Bug #89272 | Binlog and Engine become inconsistent when binlog cache file gets out of space | ||
---|---|---|---|
Submitted: | 16 Jan 2018 22:52 | Modified: | 17 May 2018 8:39 |
Reporter: | Yoshinori Matsunobu (OCA) | Email Updates: | |
Status: | Closed | Impact on me: | |
Category: | MySQL Server: Replication | Severity: | S2 (Serious) |
Version: | 5.6.39 | OS: | Any |
Assigned to: | CPU Architecture: | Any |
[16 Jan 2018 22:52]
Yoshinori Matsunobu
[16 Jan 2018 23:26]
Zhefu Jiang
When trying to understand what happened underneath, I noticed the following code https://github.com/mysql/mysql-server/blob/5.6/mysys/mf_iocache.c#L1791-L1806 There was one INSERT hit ENOSPC, on that INSERT statement, there were two flush attempts: the first flush attempt during failed to flush to disk and moved the pointers in IO Cache so that it seems as if the write happened. The second flush during the rollback of the INSERT statement then simply ignored the previous buffer. Then finally if we do a COMMIT, it also tries to flush the IO cache for several times, the first one hits the ENOSPC and the follow flushes just finishes without error. So COMMIT also passes, but we effectively discard all binlog generated. Can we make sure that IO Cache doesn't discard content in this way?
[17 Jan 2018 8:42]
MySQL Verification Team
Hello Yoshinori, Thank you for the report and repeatable steps.

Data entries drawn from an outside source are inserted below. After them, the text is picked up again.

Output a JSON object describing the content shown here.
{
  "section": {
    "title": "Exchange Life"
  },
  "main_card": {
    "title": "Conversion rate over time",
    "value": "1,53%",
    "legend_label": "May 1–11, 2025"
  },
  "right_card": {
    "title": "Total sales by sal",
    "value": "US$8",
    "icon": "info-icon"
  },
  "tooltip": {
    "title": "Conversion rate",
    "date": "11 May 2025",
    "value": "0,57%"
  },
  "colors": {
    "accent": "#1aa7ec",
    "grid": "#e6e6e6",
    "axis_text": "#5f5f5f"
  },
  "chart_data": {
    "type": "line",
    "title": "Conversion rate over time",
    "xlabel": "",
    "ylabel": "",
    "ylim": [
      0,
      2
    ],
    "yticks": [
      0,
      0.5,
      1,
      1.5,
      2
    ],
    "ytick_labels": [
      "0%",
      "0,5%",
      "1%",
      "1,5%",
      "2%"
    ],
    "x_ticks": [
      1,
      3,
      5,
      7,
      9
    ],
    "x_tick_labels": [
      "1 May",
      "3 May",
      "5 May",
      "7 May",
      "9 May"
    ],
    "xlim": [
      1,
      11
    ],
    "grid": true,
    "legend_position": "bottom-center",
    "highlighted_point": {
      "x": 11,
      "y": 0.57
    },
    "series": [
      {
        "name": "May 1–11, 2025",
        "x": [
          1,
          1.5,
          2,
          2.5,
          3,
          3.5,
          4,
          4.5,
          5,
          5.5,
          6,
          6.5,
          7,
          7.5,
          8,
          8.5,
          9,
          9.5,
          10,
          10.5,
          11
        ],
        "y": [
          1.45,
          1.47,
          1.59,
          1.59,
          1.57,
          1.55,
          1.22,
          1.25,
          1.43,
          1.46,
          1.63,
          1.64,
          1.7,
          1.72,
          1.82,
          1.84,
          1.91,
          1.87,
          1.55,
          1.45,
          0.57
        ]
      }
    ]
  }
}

Thanks, Umesh
[17 May 2018 8:39]
Margaret Fisher
Posted by developer: Changelog entry added for MySQL 5.6.41, 5.7.23, and 8.0.12: When a transaction larger than the binary log transaction cache size (binlog_cache_size) was flushed to a temporary file during processing, and the flush failed due to a lack of space in the temporary directory, the flush error was not handled correctly. No message was written to the error log, and the binary log cache was not cleared after the transaction was rolled back. Now, in this situation, the server takes an appropriate action based on the binlog_error_action setting (shut down the server or halt logging), and writes a message to the error log. When the transaction is rolled back, the server checks for flush errors and clears the binary log cache if any occurred.
[18 Jun 2018 21:07]
Artem Danilov
The change log description says "When the transaction is rolled back, the server checks for flush errors and clears the binary log cache if any occurred." I wonder why does only ENOSPC end up with flush errors and clears the binary log cached. What about any other disk error? Can this fix be extended for all disk errors?